AMSTERDAM (ANP) – Philips heeft ingestemd met verscherpt toezicht op zijn fabrieken in de Verenigde Staten waar onder meer defibrillatoren worden gemaakt. Het technologieconcern heeft daarover een overeenkomst gesloten met het Amerikaanse ministerie van Justitie, dat optrad namens de keuringsdienst FDA.
Bij inspecties tussen 2009 en 2015 kwam naar voren dat Philips bij de productie van defibrillatoren in Noord-Amerika niet aan alle kwaliteitseisen voldeed. Daarom heeft het bedrijf moeten besluiten te stoppen met het maken van die apparaten in de fabrieken in Andover en Bothell, totdat de FDA heeft vastgesteld dat de regels weer worden nageleefd.
Topman Frans van Houten benadrukt dat de kwaliteit van de producten niet in het geding is. Ook wil hij niet aan een vergelijking met de situatie in een fabriek voor medische scanners in Cleveland, die langdurig dicht moest nadat de FDA in 2011 ook daar productieproblemen had geconstateerd. De resultaten van Philips hebben daar jarenlang onder geleden.
Reactie Van Houten
,,In Cleveland moesten ook de producten opnieuw worden ontworpen'', aldus Van Houten. Ditmaal verwacht hij dat Philips met veel beperktere maatregelen in de loop van volgend jaar de productie kan hervatten. ,,We hebben de afgelopen drie jaar al veel voortgang geboekt met de verbetering van processen en procedures.''
Het verscherpte toezicht door de FDA geldt in principe voor een periode van vijf jaar. ,,Maar wij gaan ervan uit dat we alweer onder een lichter regime komen te vallen zodra de FDA heeft vastgesteld dat onze productieprocessen aan alle regels voldoen'', aldus Van Houten.

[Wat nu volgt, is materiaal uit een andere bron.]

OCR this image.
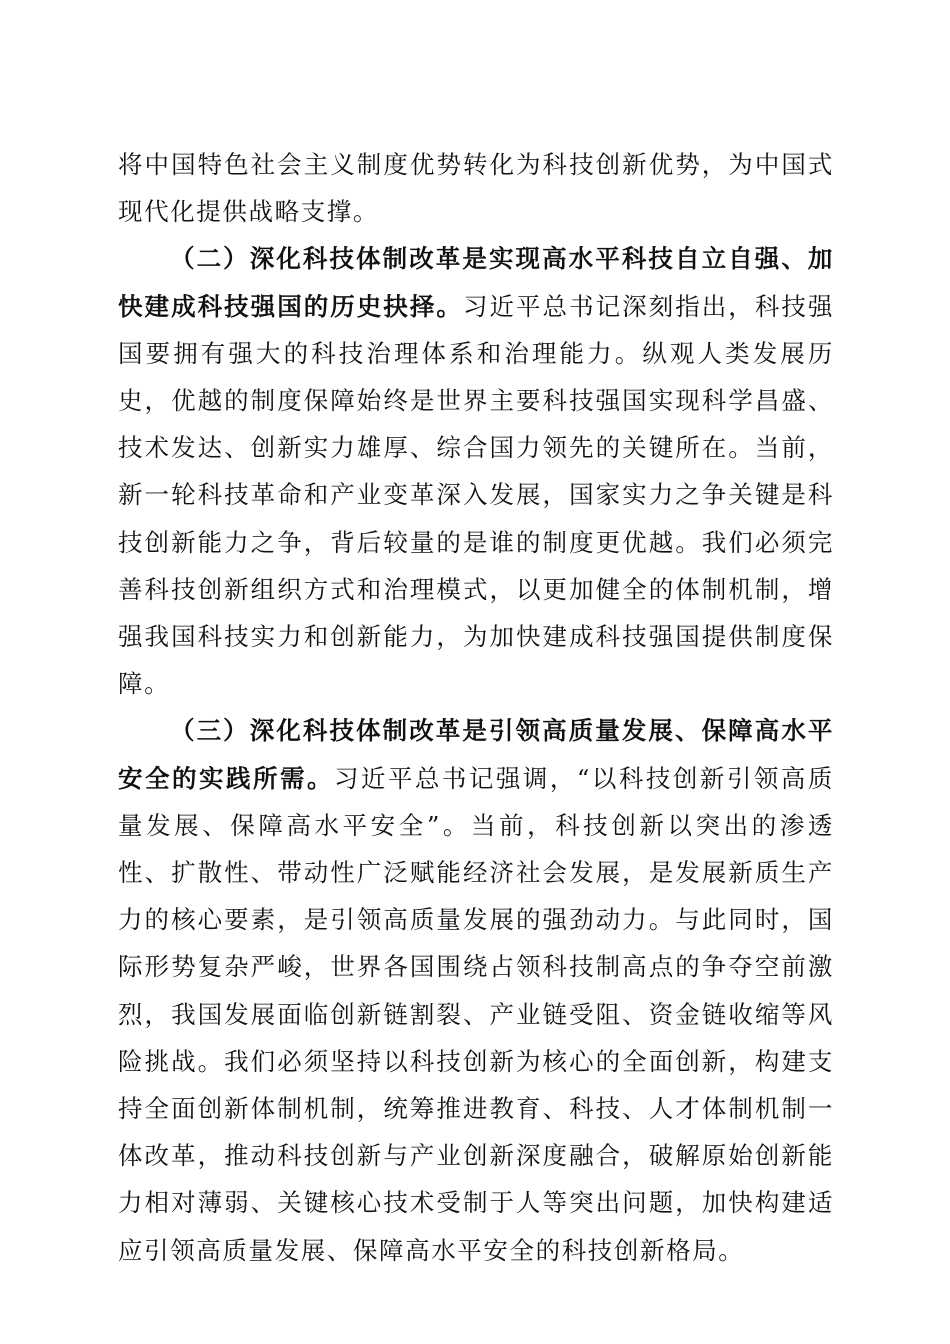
将中国特色社会主义制度优势转化为科技创新优势，为中国式现代化提供战略支撑。

（二）深化科技体制改革是实现高水平科技自立自强、加快建成科技强国的历史抉择。习近平总书记深刻指出，科技强国要拥有强大的科技治理体系和治理能力。纵观人类发展历史，优越的制度保障始终是世界主要科技强国实现科学昌盛、技术发达、创新实力雄厚、综合国力领先的关键所在。当前，新一轮科技革命和产业变革深入发展，国家实力之争关键是科技创新能力之争，背后较量的是谁的制度更优越。我们必须完善科技创新组织方式和治理模式，以更加健全的体制机制，增强我国科技实力和创新能力，为加快建成科技强国提供制度保障。

（三）深化科技体制改革是引领高质量发展、保障高水平安全的实践所需。习近平总书记强调，“以科技创新引领高质量发展、保障高水平安全”。当前，科技创新以突出的渗透性、扩散性、带动性广泛赋能经济社会发展，是发展新质生产力的核心要素，是引领高质量发展的强劲动力。与此同时，国际形势复杂严峻，世界各国围绕占领科技制高点的争夺空前激烈，我国发展面临创新链割裂、产业链受阻、资金链收缩等风险挑战。我们必须坚持以科技创新为核心的全面创新，构建支持全面创新体制机制，统筹推进教育、科技、人才体制机制一体改革，推动科技创新与产业创新深度融合，破解原始创新能力相对薄弱、关键核心技术受制于人等突出问题，加快构建适应引领高质量发展、保障高水平安全的科技创新格局。
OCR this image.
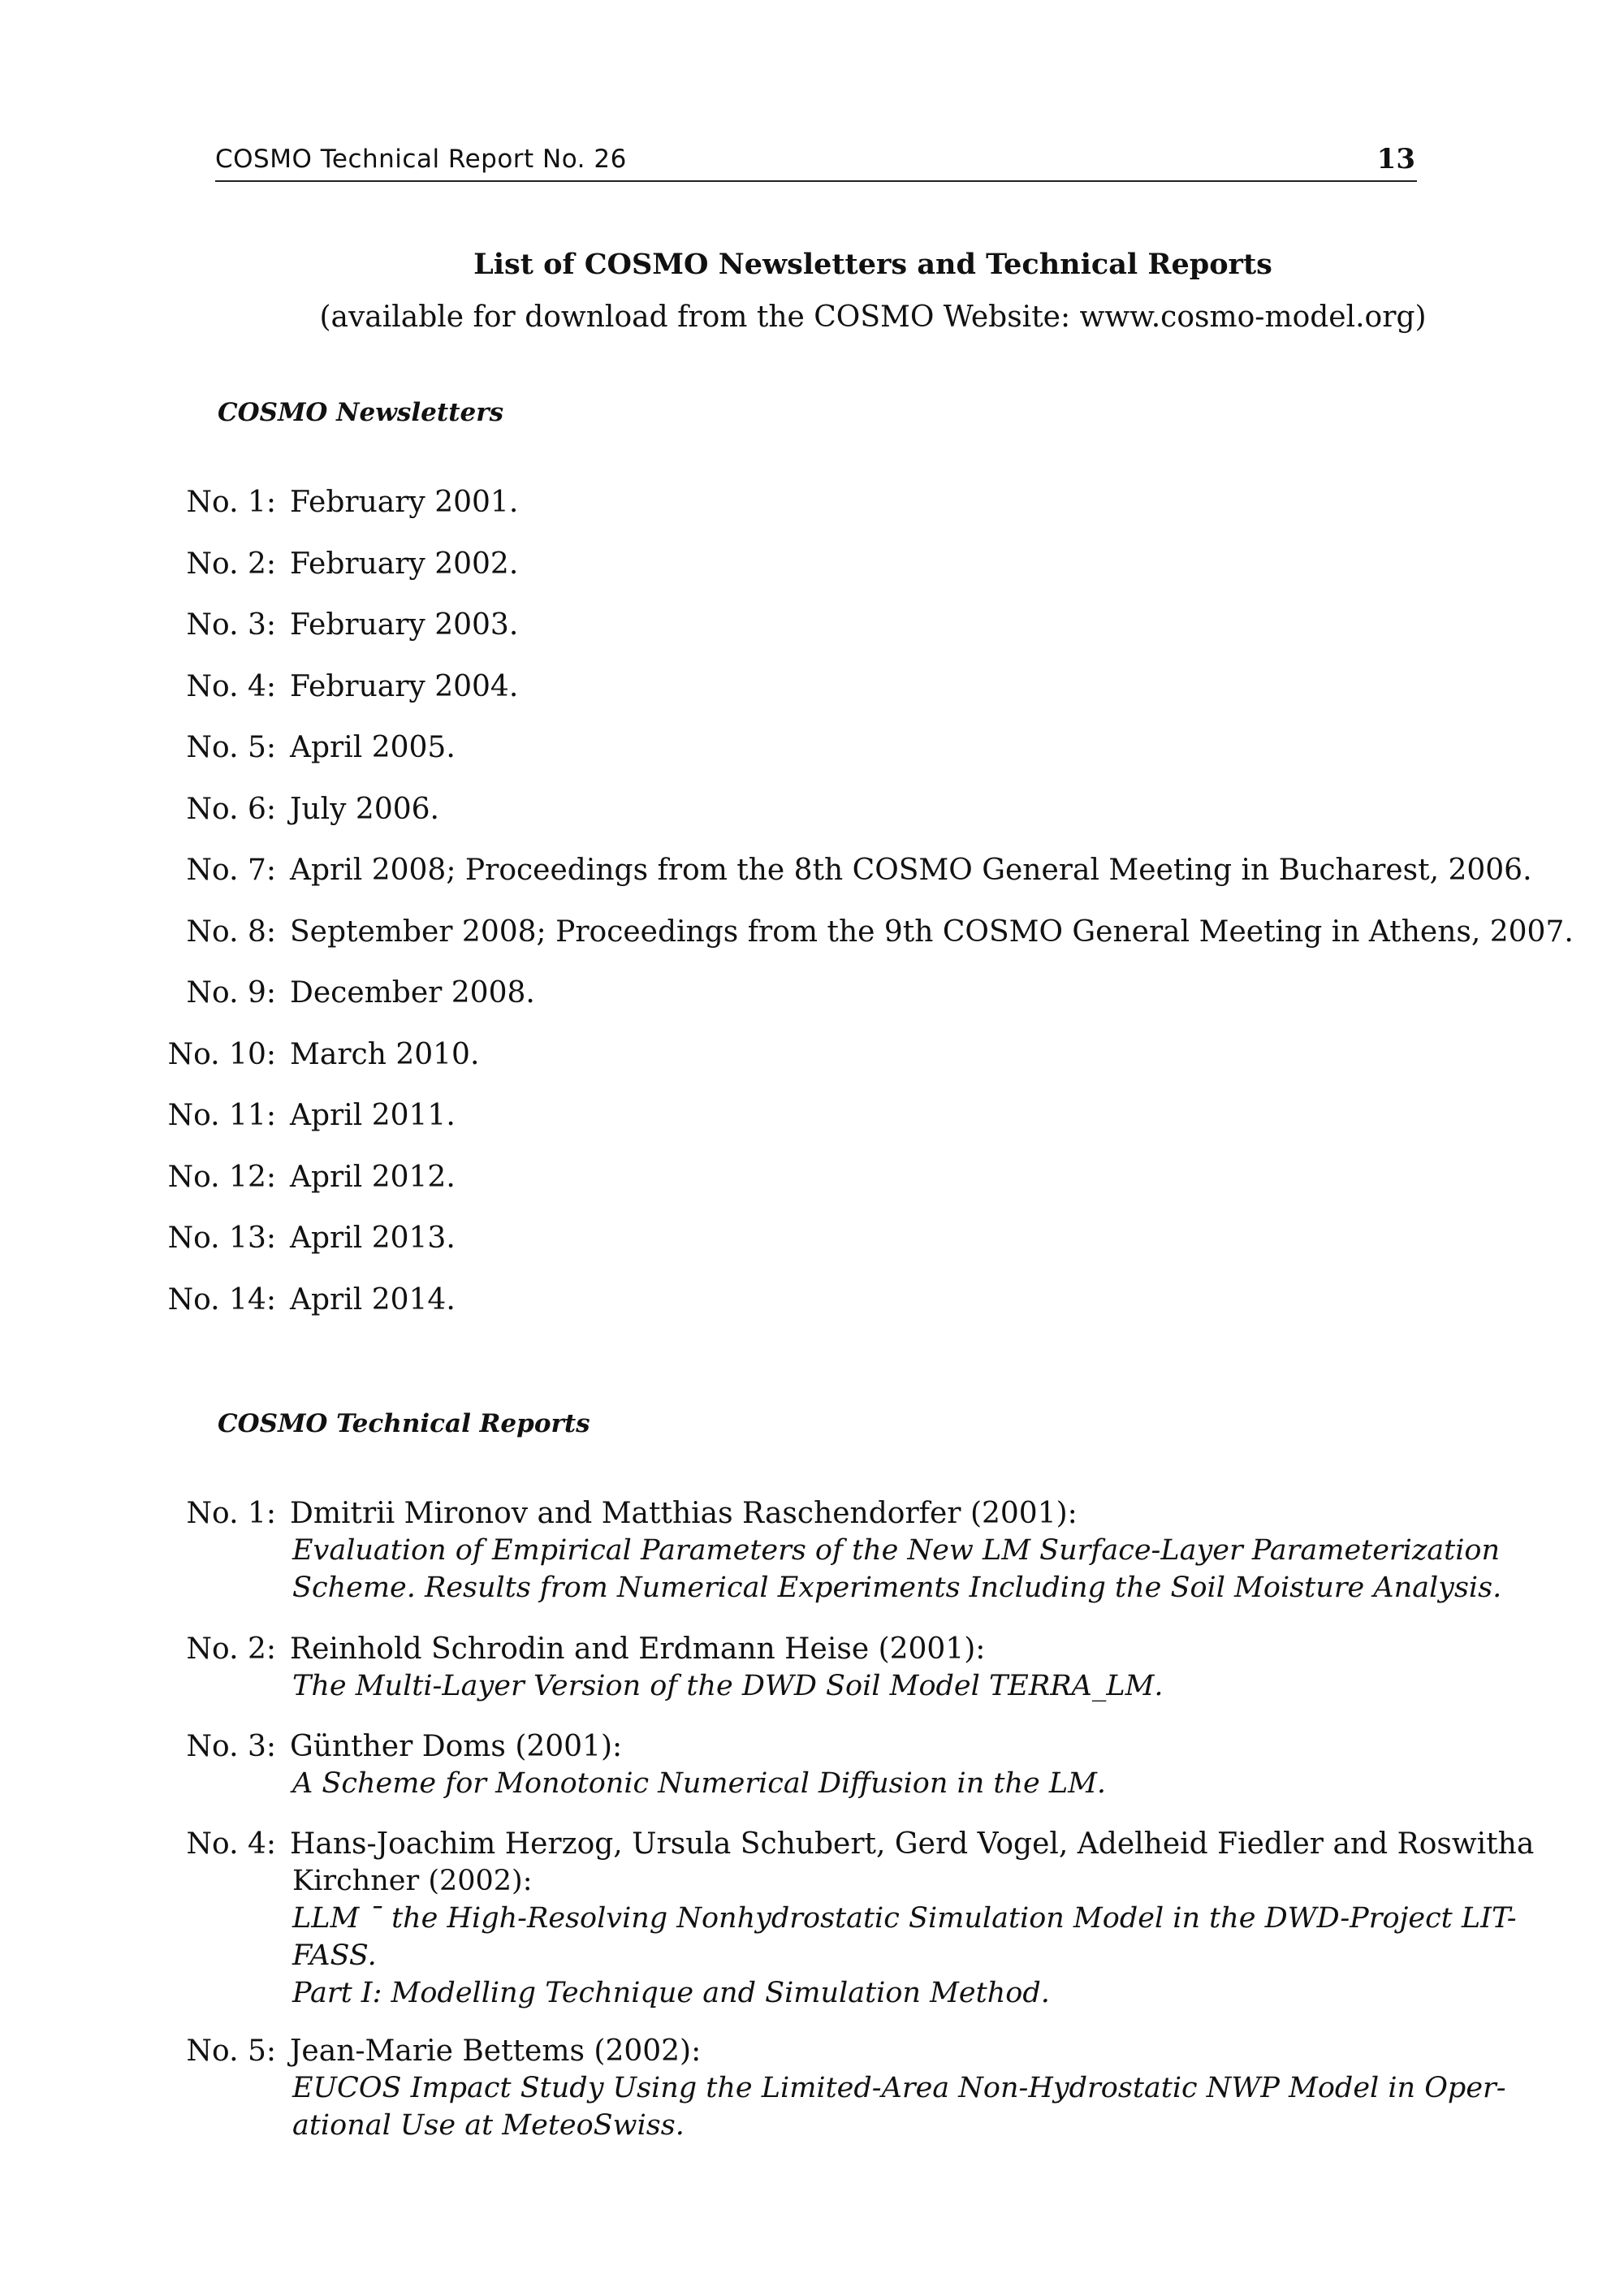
COSMO Technical Report No. 26	13
List of COSMO Newsletters and Technical Reports
(available for download from the COSMO Website: www.cosmo-model.org)
COSMO Newsletters
No. 1: February 2001.
No. 2: February 2002.
No. 3: February 2003.
No. 4: February 2004.
No. 5: April 2005.
No. 6: July 2006.
No. 7: April 2008; Proceedings from the 8th COSMO General Meeting in Bucharest, 2006.
No. 8: September 2008; Proceedings from the 9th COSMO General Meeting in Athens, 2007.
No. 9: December 2008.
No. 10: March 2010.
No. 11: April 2011.
No. 12: April 2012.
No. 13: April 2013.
No. 14: April 2014.
COSMO Technical Reports
No. 1: Dmitrii Mironov and Matthias Raschendorfer (2001):
Evaluation of Empirical Parameters of the New LM Surface-Layer Parameterization
Scheme. Results from Numerical Experiments Including the Soil Moisture Analysis.
No. 2: Reinhold Schrodin and Erdmann Heise (2001):
The Multi-Layer Version of the DWD Soil Model TERRA_LM.
No. 3: Günther Doms (2001):
A Scheme for Monotonic Numerical Diffusion in the LM.
No. 4: Hans-Joachim Herzog, Ursula Schubert, Gerd Vogel, Adelheid Fiedler and Roswitha
Kirchner (2002):
LLM ¯ the High-Resolving Nonhydrostatic Simulation Model in the DWD-Project LIT-
FASS.
Part I: Modelling Technique and Simulation Method.
No. 5: Jean-Marie Bettems (2002):
EUCOS Impact Study Using the Limited-Area Non-Hydrostatic NWP Model in Oper-
ational Use at MeteoSwiss.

Philips voorziet een nadelig effect van 20 miljoen euro op het bedrijfsresultaat (ebita) in het vierde kwartaal van 2017, en van 60 miljoen euro in 2018. De totale omzet uit de verkoop van het soort defibrillatoren waar de maatregelen betrekking op hebben, kwam in 2016 neer op circa 35 miljoen euro per kwartaal. Aanvullende boetes vallen volgens Van Houten niet te verwachten.